Sul-africanos querem passaportes estrangeiros como "plano B"
1 de novembro de 2018"A tendência já existe na África do Sul e é mais frequente nos tempos em que a confiança no país diminui, seja por problemas como a corrupção, a reforma agrária, a criminalidade ou crises de energia", explica Angel Jones, da empresa de recrutamento sul-africana Homecoming Revolution, que tenta recuperar mão-de-obra no estrangeiro em nome de empresas sul-africanas.
"Sempre que há uma onda de perda de confiança no país, vemos sul-africanos a tentarem garantir aquilo a que chamamos 'pacote de segurança'", diz Jones em entrevista à DW.

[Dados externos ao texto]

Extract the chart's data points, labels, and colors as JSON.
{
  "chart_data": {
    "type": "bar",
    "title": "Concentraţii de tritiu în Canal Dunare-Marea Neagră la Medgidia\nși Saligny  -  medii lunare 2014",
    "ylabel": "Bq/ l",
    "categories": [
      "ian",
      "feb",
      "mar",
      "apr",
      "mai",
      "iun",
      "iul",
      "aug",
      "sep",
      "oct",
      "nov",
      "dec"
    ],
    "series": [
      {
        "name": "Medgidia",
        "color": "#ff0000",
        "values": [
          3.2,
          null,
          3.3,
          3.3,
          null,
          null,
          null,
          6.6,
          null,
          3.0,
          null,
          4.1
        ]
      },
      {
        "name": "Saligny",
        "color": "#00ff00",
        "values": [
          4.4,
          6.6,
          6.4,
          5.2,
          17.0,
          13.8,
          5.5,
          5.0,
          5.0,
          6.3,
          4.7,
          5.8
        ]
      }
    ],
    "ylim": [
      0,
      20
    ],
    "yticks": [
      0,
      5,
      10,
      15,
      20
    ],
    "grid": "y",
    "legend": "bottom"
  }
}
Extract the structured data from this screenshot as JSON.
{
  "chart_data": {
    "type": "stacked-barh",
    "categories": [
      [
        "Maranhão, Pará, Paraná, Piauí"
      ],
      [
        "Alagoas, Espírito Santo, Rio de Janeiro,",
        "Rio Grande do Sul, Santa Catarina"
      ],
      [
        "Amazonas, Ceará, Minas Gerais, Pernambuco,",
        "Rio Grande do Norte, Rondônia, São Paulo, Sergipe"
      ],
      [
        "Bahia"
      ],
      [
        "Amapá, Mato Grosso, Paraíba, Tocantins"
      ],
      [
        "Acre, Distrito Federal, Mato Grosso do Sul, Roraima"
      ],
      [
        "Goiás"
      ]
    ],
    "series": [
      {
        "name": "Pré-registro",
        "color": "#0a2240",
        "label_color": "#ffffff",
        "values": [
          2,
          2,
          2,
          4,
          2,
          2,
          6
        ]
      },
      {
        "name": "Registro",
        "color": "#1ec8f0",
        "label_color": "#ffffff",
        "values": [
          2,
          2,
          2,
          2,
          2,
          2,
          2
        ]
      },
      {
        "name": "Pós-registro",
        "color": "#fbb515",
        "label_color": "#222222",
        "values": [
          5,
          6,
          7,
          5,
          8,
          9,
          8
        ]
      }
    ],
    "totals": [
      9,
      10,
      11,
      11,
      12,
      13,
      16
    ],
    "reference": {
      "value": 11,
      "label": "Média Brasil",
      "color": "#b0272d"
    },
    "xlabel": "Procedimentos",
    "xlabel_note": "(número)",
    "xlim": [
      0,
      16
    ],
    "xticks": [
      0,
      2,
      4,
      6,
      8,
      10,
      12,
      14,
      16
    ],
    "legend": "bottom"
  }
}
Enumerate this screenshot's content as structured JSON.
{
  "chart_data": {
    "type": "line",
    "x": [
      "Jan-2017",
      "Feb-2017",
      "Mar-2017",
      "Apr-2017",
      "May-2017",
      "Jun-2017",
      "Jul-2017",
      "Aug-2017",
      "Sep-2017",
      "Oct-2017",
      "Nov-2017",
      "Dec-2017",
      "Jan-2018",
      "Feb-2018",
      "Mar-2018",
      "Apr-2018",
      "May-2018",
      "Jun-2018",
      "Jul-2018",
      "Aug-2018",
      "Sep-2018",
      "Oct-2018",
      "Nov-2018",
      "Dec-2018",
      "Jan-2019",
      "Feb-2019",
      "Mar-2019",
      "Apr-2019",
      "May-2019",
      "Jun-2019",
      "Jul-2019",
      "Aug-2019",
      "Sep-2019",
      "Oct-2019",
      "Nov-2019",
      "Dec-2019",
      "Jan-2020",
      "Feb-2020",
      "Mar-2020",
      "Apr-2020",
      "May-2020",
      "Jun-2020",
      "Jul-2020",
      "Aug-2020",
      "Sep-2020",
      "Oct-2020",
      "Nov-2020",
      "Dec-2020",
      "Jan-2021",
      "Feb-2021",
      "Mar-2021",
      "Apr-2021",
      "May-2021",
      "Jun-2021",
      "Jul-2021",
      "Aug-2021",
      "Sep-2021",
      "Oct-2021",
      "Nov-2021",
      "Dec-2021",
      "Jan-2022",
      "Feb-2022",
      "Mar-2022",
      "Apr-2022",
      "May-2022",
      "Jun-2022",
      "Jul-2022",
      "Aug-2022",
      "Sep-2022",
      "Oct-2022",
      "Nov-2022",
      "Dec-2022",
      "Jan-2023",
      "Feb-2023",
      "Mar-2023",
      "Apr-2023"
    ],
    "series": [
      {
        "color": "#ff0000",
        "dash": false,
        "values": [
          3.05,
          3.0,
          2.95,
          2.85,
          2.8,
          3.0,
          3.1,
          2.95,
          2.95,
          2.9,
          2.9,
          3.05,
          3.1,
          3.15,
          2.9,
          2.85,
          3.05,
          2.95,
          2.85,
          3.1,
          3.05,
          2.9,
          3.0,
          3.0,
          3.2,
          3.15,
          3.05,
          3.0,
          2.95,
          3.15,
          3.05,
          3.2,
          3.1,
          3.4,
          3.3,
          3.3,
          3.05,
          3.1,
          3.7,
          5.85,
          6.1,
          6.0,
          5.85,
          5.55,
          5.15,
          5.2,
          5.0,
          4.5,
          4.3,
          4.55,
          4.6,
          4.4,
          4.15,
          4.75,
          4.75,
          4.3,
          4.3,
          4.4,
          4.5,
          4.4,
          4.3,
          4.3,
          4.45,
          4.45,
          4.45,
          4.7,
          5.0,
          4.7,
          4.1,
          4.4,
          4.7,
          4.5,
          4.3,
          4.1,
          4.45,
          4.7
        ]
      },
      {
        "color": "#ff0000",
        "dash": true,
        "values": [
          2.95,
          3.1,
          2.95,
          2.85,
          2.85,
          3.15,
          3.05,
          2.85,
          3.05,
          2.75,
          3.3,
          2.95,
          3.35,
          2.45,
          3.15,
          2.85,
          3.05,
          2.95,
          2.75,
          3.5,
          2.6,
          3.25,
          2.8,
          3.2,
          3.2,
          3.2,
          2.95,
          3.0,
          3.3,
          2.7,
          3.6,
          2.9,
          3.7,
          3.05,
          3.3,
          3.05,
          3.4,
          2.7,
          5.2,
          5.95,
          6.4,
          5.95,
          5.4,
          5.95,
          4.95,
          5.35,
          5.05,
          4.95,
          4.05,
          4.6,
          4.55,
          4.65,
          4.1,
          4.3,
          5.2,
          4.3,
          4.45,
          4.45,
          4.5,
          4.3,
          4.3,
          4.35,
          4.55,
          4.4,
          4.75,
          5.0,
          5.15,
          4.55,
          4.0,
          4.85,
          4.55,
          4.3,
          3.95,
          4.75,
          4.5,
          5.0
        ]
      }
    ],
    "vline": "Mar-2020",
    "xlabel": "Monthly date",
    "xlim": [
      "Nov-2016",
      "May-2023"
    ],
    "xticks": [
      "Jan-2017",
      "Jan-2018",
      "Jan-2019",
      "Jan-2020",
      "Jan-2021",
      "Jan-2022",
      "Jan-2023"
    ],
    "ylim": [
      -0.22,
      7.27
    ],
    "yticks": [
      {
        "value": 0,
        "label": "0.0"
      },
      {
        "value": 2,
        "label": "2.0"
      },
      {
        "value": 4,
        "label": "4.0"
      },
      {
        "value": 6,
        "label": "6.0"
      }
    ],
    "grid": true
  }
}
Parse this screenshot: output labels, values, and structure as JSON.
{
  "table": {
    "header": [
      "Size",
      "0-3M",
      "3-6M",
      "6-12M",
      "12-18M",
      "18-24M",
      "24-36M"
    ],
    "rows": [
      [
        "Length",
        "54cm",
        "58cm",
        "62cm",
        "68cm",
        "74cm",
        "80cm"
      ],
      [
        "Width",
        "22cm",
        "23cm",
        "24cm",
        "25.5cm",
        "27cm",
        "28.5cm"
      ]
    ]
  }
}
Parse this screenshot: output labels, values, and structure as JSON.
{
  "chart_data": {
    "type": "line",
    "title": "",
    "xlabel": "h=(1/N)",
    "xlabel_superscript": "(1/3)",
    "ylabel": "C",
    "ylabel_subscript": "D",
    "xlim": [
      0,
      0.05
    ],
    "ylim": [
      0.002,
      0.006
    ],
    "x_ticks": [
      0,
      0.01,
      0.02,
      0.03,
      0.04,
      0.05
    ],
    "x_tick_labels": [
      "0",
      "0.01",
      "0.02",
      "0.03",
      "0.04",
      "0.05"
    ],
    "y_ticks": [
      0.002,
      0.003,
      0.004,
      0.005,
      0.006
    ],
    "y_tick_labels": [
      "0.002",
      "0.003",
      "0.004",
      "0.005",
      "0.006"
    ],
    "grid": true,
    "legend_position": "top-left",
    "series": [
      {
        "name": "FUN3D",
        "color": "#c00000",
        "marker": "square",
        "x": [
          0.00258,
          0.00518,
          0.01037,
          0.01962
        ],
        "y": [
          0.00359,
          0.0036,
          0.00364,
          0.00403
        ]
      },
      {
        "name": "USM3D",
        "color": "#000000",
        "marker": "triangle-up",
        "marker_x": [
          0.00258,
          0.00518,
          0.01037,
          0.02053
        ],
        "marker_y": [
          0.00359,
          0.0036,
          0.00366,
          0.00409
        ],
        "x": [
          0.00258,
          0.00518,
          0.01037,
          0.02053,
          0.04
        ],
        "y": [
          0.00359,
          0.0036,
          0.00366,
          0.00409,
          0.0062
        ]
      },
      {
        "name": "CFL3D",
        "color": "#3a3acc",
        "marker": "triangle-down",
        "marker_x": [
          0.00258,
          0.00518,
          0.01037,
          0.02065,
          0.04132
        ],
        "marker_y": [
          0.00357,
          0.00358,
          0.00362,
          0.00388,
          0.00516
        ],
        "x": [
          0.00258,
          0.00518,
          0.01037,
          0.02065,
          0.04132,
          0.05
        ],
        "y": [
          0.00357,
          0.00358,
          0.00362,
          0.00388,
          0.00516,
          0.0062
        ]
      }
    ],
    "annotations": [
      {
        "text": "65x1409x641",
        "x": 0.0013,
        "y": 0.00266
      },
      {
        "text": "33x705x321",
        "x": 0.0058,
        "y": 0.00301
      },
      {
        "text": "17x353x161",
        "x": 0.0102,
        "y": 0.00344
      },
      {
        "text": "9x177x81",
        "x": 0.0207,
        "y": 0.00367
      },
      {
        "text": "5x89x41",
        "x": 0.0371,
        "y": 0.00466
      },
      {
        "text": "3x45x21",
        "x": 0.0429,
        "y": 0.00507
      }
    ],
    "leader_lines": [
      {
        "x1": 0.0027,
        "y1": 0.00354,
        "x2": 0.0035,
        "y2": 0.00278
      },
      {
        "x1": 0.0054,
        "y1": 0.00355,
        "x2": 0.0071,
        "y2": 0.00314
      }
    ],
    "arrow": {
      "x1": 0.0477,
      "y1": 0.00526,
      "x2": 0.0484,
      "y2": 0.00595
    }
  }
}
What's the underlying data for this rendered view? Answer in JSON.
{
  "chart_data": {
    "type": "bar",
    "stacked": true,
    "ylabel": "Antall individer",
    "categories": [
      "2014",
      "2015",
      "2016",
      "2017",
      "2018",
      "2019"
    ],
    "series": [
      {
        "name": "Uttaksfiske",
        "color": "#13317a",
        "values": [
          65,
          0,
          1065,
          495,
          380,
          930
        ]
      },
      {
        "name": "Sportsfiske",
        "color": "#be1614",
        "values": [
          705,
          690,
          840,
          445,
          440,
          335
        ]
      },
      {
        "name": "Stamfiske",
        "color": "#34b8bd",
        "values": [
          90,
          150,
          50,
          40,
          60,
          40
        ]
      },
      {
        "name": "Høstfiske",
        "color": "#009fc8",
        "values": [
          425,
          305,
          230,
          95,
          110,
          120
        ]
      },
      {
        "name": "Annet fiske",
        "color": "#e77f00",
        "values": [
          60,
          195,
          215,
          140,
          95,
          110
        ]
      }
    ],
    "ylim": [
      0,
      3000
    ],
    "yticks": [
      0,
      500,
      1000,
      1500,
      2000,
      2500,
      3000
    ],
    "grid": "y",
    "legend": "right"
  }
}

Em 2017, cerca de 900 mil sul-africanos viviam no estrangeiro, segundo dados da empresa de estatísticas Eighty20. As maiores comunidades encontram-se no Reino Unido (210 mil pessoas), Austrália (190 mil) e Estados Unidos (100 mil). O Ministério do Interior da África do Sul não publica dados oficiais sobre a saída e regresso de cidadãos sul-africanos ao país.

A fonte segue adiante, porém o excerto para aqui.